152 Views Asked by At

Let's say I defined a structure and created a few instances of it. I have an array of pointers to these instances but some pointers point to the same instances of my structure. I want to remove duplicates in the array so I sort it by qsort() function. Here's my comparison function:

int cmp(const void *a, const void *b)
{
  struct foo **s1 = (struct foo**)a;
  struct foo **s2 = (struct foo**)b;
  return *s1 - *s2;
}

The question is, can I really sort using such a comparison? I know that subtructing pointers is undefined in this case but I care only about the integer value of pointers, because I simply want pointers pointing to the same instance of foo to be next to each other.

Maybe I should use function like this:

int cmp(const void *a, const void *b)
{
  struct foo **s1 = (struct foo**)a;
  struct foo **s2 = (struct foo**)b;
  if (*s1 > *s2)
    return 1;
  else if (*s1 == *s2)
    return 0;
  else 
    return -1;
}

Is there any difference in using them?

2

There are 2 best solutions below

13
On BEST ANSWER

If you have intptr_t (which is an integer type), then you can cast your void* pointers to that, and then you can compare arbitrary values. intptr_t is not a required type, but it is pretty common in practice.

Subtracting one intptr_t from another might still overflow, so it is not a strictly portable solution. But comparison is fine. If you used uintptr_t to avoid overflow, the difference will never be negative.

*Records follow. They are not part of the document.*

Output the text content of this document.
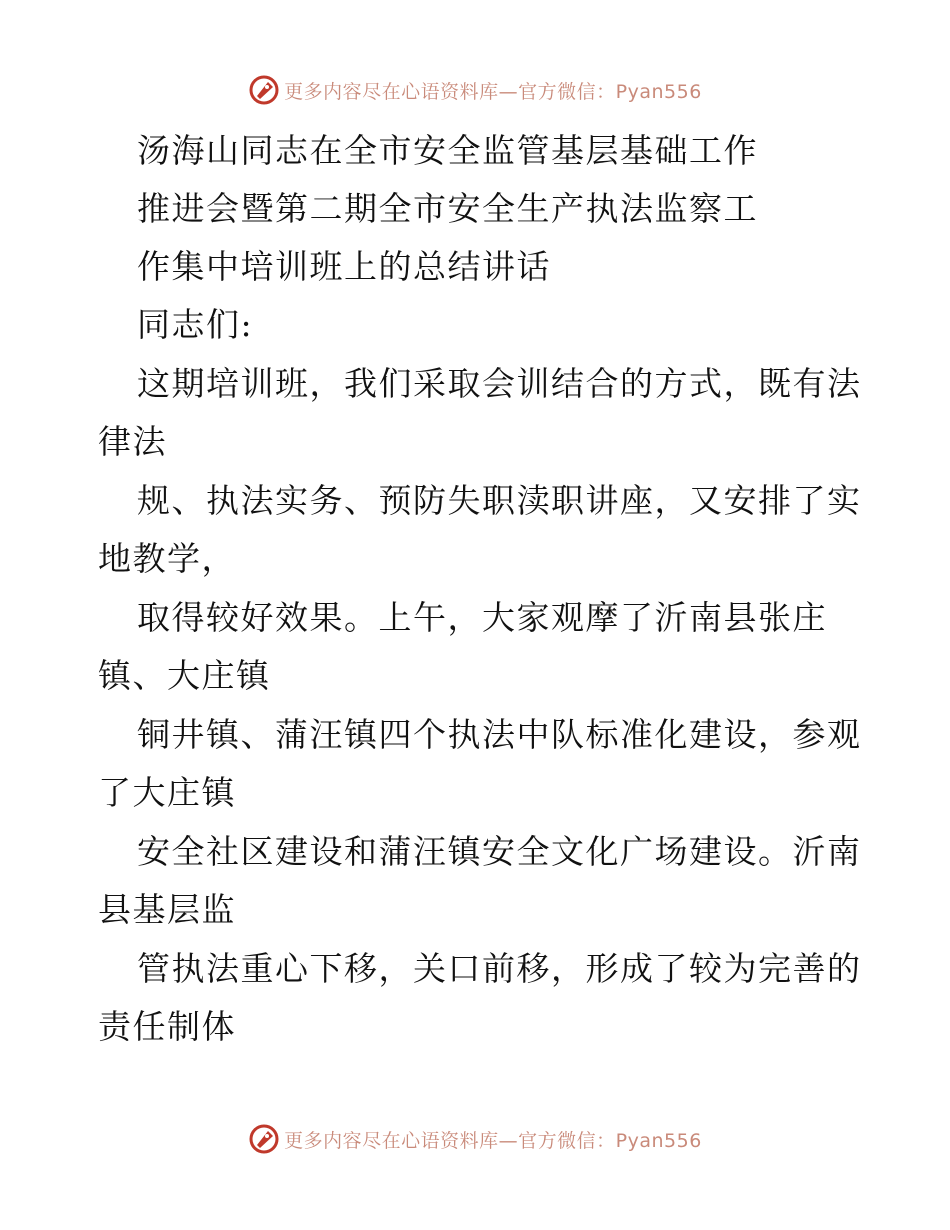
更多内容尽在心语资料库—官方微信：Pyan556
汤海山同志在全市安全监管基层基础工作
推进会暨第二期全市安全生产执法监察工
作集中培训班上的总结讲话
同志们:
这期培训班，我们采取会训结合的方式，既有法
律法
规、执法实务、预防失职渎职讲座，又安排了实
地教学，
取得较好效果。上午，大家观摩了沂南县张庄
镇、大庄镇
铜井镇、蒲汪镇四个执法中队标准化建设，参观
了大庄镇
安全社区建设和蒲汪镇安全文化广场建设。沂南
县基层监
管执法重心下移，关口前移，形成了较为完善的
责任制体
更多内容尽在心语资料库—官方微信：Pyan556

That's a general problem with using a - b to implement qsort-style compare functions.

Subtracting or comparing pointers which don't point into the same object is undefined behaviour. So neither of the proposed solutions in the question are valid:

§6.5.6 para 9 (Additive operators):

When two pointers are subtracted, both shall point to elements of the same array object, or one past the last element of the array object

§6.5.8 para 5 provides a list of possible valid comparisons, which is a bit more generous than the restriction on subtraction, since you can compare pointers to two members of the same struct or union, provided the members themselves are of the same type. But unrelated objects do not fall into any of this list. It terminates with the sentence: "In all other cases, the behavior is undefined."

If you want a truly portable solution which doesn't depend on intptr_t, then you could memcmp the pointers. But, really, I think that is only of theoretical interest.

0
On

If you want to remove duplicates, then you can use a nested for loop to go through each pointer, like so:

int duplicates=0;
for (int i=0;i<count;++i;)
    for (int j=i+1;j<count;++j)
        if (data [i]==data [j])
            ++duplicates;

Then allocate enough memory for count-duplicates pointers, and then loop through the original data set and only copy over ones that you haven't copied yet. It's inefficient, but it will work.